Dáil debates
Wednesday, 25 June 2025
Finance (Local Property Tax and Other Provisions) (Amendment) Bill 2025: Committee and Remaining Stages
9:15 am
Paschal Donohoe (Dublin Central, Fine Gael)
I thank the Ceann Comhairle for the opportunity to respond. I never dismissed the fact it will be difficult for some people - indeed for many people - to pay more. Every time I have spoken on this legislation, including this evening, I have acknowledged repeatedly that while the increase over a year is 5% or 6%, which in cash terms for many people will be €20 to €23, for higher value homes it will be more than that. I have acknowledged there are many people for whom that additional amount will be hard to find. I have never dismissed it.
The argument I am making is to ask people to pay that bit more each year to allow us to have more money available for the public services they want to see improved. The changes we are making to local property tax here are below the rate of increase in the value of homes in recent years. We have done that by widening the bands again and by cutting the rate. Deputy Doherty said I was dismissing that.
I am not dismissing it for a moment but I am making the point that the additional money we are collecting here will be used on public services that our country wants to see improved.

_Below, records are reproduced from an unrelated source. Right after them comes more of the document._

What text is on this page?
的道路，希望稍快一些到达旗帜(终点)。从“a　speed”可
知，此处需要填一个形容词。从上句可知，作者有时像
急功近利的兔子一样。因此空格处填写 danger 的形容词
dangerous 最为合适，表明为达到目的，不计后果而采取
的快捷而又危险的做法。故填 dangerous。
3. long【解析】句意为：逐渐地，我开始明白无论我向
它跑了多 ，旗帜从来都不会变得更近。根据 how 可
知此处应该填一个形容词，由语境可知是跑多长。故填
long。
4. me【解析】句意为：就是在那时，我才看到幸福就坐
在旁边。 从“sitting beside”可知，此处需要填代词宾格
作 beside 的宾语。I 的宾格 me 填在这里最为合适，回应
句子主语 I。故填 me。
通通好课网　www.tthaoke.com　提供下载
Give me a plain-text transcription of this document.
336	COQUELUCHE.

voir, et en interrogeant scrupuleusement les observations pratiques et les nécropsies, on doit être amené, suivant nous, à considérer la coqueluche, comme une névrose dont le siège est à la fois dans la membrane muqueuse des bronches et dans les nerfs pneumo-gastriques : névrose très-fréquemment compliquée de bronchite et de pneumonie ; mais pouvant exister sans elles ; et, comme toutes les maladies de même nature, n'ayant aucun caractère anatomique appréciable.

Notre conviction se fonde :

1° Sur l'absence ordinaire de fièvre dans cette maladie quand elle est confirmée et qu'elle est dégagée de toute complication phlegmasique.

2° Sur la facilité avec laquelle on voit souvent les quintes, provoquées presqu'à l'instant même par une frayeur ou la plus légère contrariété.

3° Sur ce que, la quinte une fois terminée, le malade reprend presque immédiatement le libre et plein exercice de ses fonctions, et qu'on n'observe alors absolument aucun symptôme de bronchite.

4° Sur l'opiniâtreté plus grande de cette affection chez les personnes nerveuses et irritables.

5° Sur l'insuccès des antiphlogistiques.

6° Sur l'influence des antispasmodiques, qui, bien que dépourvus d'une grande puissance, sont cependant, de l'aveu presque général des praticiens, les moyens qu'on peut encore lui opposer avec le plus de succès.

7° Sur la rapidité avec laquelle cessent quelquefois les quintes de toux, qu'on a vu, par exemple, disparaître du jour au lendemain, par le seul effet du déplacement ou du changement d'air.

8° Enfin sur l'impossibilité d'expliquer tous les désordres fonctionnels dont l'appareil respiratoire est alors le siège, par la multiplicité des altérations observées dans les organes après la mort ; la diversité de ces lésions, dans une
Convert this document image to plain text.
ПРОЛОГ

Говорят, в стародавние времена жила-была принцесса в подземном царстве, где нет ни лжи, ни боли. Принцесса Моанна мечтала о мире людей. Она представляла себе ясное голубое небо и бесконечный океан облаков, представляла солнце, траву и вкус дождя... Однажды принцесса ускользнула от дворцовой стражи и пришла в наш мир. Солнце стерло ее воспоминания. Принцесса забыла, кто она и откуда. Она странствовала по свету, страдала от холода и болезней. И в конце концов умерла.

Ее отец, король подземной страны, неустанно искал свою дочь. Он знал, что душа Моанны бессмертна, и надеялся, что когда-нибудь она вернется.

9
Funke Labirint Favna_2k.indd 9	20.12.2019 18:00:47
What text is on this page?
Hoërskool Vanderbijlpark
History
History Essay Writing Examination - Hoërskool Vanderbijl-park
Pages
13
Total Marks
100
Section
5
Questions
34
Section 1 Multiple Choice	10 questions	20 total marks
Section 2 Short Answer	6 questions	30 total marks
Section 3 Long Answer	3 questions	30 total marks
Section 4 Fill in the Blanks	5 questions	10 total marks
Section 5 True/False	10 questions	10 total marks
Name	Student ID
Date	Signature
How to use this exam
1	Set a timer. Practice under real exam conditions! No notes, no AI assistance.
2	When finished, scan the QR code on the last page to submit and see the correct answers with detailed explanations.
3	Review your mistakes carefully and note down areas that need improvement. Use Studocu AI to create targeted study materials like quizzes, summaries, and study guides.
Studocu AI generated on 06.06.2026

On the point I made regarding people not being convinced by the arguments Deputy Doherty had to be making, I should have made clear that I meant that on a party basis rather than him. Fair play to him, the number of votes he got reflects the passion he has - that he is right to have - the expertise he has and the work he does within his constituency. However, I made the point, and I will make it again, that Sinn Féin was quite rare among Opposition parties across 2024 and 2025 at a time when inflation was so high that it did not get into Government. There are many different reasons why. I think there are people who understand, and I making the case to them, that the taxes we collect play a very valuable role in funding the public services our country wants. There are no easy answers available regarding how the abolition of the local property tax would be funded. The answers are not easy and we have already had a debate on it. I have made counterarguments to the different points the Deputy has made.
Regarding the investment funds, this is an issue the Deputy and I have debated over many years but we have seen that apartment construction decreased very rapidly last year and we need savings, pensions and capital in other parts of the world to play a role in building more apartments in Ireland. That is why we have a taxation structure in place to do that but even with that in place we saw in the second half of last year that the number of new homes, new apartments, that were being built was way below what we know our country needs.
On the points Deputy McGrath made regarding the issues in Tipperary, and the very serious issue he raised, I put it back to him and ask if those problems would be any easier to solve if we remove funding from local authorities. That, in effect, is what the abolition of the local property tax would do. He would then say back to me that we could find that money in other ways and I am sure he has ideas in which that could happen. At that point, I would argue to him that the other ways of raising €600 million would have effects that I believe would not be good for our economy or our country in the long run.
Those are the points I would make back to the charges and critiques that have been made there. I emphasise again that I know asking people to pay more at a time in which the effect of inflation is still felt will be difficult for many, but we have made significant changes to the local property tax regime for the second time since it was introduced to try to help, at least for some, those increases to be affordable. We are using all of the money that is being collected here to pay for public services that our country wants.